DESCRIPTION (provided by applicant): At birth, the concentrations of vitamin A (VA, retinol) in liver and plasma are much lower than in older children and well-fed adults. The VA nutritional requirement of the neonate has only been estimated by determining the amount of VA consumed in breast milk, but the neonate's true metabolic requirement for VA is not known. VA supplementation trials in which a large bolus dose is delivered soon after birth are being conducted in countries where VA deficiency is considered a public health problem to determine if morbidity and mortality are reduced, yet there is no physiological model of VA metabolism to help guide public health professionals and policy makers in deciding if neonates are able to store and retain a large bolus dose of VA. The hypothesis is that VA supplementation vs. placebo, and a combination of VA and its active metabolite retinoic acid (RA), VARA, compared to VA alone, will alter whole-body retinol kinetics in neonates. The aims make use of mathematical modeling to test whether VARA is more effective than VA in directing retinol into specific tissues (lungs, and other organs), and whether maternal postpartum dietary VA alters retinol metabolism in the neonate.

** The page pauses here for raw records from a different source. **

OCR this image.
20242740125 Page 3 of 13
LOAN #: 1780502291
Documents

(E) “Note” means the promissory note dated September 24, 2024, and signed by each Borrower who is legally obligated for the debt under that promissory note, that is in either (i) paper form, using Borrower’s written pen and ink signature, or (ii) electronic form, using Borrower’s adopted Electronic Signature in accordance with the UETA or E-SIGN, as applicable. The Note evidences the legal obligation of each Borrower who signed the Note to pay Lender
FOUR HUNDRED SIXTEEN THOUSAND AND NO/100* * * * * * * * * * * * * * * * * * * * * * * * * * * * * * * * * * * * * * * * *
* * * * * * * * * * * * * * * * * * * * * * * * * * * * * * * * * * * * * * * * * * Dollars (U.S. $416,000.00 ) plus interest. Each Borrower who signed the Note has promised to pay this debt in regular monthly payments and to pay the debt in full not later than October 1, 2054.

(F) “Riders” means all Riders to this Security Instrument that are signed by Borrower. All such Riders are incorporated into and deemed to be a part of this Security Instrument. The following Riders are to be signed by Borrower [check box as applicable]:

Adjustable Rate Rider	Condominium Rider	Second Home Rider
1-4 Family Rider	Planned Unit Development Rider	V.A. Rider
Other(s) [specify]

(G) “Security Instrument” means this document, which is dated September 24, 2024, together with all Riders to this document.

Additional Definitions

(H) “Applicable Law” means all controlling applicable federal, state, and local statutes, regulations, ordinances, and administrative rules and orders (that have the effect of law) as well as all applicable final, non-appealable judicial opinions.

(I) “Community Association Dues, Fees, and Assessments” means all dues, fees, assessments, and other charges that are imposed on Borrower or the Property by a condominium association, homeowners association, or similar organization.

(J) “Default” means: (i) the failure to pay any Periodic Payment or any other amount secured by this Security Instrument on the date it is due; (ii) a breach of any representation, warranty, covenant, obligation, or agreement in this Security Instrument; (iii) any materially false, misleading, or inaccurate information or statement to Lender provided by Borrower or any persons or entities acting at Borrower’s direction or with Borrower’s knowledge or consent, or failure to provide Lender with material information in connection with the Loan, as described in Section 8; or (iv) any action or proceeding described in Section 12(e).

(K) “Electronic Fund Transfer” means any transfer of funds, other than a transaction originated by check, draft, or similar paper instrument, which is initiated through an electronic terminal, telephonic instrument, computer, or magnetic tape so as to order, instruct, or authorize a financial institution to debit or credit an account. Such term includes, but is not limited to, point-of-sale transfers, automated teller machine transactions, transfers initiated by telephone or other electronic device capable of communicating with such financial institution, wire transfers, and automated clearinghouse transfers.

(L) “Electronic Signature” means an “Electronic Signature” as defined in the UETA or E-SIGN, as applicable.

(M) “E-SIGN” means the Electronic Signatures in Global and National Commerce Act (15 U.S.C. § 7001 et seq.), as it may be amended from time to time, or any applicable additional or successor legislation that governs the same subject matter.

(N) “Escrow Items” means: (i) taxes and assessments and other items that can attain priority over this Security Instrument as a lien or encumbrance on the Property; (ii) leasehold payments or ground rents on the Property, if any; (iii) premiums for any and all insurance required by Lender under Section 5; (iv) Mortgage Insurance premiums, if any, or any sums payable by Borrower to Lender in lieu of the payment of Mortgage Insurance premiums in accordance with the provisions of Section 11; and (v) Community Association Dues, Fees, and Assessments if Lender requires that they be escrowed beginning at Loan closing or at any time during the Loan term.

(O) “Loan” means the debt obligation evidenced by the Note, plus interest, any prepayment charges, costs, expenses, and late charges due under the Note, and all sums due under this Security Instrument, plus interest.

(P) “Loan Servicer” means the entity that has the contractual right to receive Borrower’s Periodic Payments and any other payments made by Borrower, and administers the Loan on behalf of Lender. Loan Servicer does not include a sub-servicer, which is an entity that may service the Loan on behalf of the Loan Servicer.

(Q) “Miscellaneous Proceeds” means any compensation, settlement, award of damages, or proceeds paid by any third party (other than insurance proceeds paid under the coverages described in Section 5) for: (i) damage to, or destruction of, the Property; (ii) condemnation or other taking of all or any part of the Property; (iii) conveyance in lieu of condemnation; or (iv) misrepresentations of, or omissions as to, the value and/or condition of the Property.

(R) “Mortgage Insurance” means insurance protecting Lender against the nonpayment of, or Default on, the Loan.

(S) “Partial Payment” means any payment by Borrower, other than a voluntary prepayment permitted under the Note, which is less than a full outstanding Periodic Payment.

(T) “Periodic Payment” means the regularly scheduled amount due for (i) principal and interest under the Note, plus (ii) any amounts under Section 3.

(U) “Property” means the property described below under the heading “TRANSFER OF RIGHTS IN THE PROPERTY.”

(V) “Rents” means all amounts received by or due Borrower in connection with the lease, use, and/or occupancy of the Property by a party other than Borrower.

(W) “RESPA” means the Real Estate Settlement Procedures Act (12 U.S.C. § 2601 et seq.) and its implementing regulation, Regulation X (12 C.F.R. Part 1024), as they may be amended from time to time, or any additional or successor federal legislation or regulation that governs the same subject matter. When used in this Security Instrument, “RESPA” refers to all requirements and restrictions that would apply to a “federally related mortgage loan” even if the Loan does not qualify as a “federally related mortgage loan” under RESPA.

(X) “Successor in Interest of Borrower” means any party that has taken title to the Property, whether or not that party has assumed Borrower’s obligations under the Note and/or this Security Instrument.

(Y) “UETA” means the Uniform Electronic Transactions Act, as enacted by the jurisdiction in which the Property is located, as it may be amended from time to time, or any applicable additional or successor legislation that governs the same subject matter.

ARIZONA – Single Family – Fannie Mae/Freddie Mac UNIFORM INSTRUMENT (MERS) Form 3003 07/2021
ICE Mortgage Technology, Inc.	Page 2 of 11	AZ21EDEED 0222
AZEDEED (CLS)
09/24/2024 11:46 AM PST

The aims also test whether VA and VARA favorably affects the inflammatory response of the lungs caused by oxygen treatment, as is frequently necessary for low birth weight infants. These studies will generate new knowledge on the absorption, storage and utilization of retinol, together with molecular factors and functional outcomes in neonates. The research will be significant for understanding neonatal retinol physiology; VA nutritional requirements; for translation to international and national public health policy decisions; and potentially for translation to improved neonatal intensive care. PUBLIC HEALTH RELEVANCE: Statement The physiological requirement of neonates for vitamin A (VA, retinol) is unknown and no model exists of whole-body retinol metabolism for this age group. We will use isotopic tracer analysis and mathematical modeling to establish a kinetic model of retinol metabolism in neonatal rats, and correlate the results with molecular and functional indicators of lung maturation. The evidence from these studies will help to inform U.S. dietary recommendations for infants, international VA supplementation policy, and clinical treatment of neonatal lung disease.

描述（由申请人提供）：出生时，肝脏和血浆中维生素 A（VA、视黄醇）的浓度远低于年龄较大的儿童和营养良好的成年人。新生儿的VA营养需求仅通过确定母乳中VA的消耗量来估计，但新生儿对VA的真实代谢需求尚不清楚。在 VA 缺乏被视为公共卫生问题的国家，正在进行 VA 补充试验，以确定发病率和死亡率是否降低，但尚无 VA 代谢的生理模型来帮助指导公众。卫生专业人员和政策制定者决定新生儿是否能够储存和保留大剂量的 VA。假设与单独使用 VA 相比，补充 VA 与安慰剂，以及 VA 及其活性代谢物视黄酸 (RA)、VARA 的组合，将改变新生儿的全身视黄醇动力学。目的是利用数学模型来测试 VARA 是否比 VA 更有效地将视黄醇引导到特定组织（肺和其他器官），以及母亲产后饮食 VA 是否会改变新生儿的视黄醇代谢。目的还测试 VA 和 VARA 是否对氧气治疗引起的肺部炎症反应产生有利影响，这对于低出生体重婴儿来说通常是必需的。这些研究将产生关于视黄醇的吸收、储存和利用，以及新生儿的分子因素和功能结果的新知识。该研究对于了解新生儿视黄醇生理学具有重要意义； VA 营养需求；转化为国际和国家公共卫生政策决定；并有可能转化为改善新生儿重症监护。 公共卫生相关性：声明 新生儿对维生素 A（VA、视黄醇）的生理需求尚不清楚，并且不存在该年龄组的全身视黄醇代谢模型。我们将利用同位素示踪分析和数学模型建立新生大鼠视黄醇代谢的动力学模型，并将结果与​​肺成熟的分子和功能指标相关联。这些研究的证据将有助于为美国婴儿饮食建议、国际 VA 补充剂政策以及新生儿肺病的临床治疗提供信息。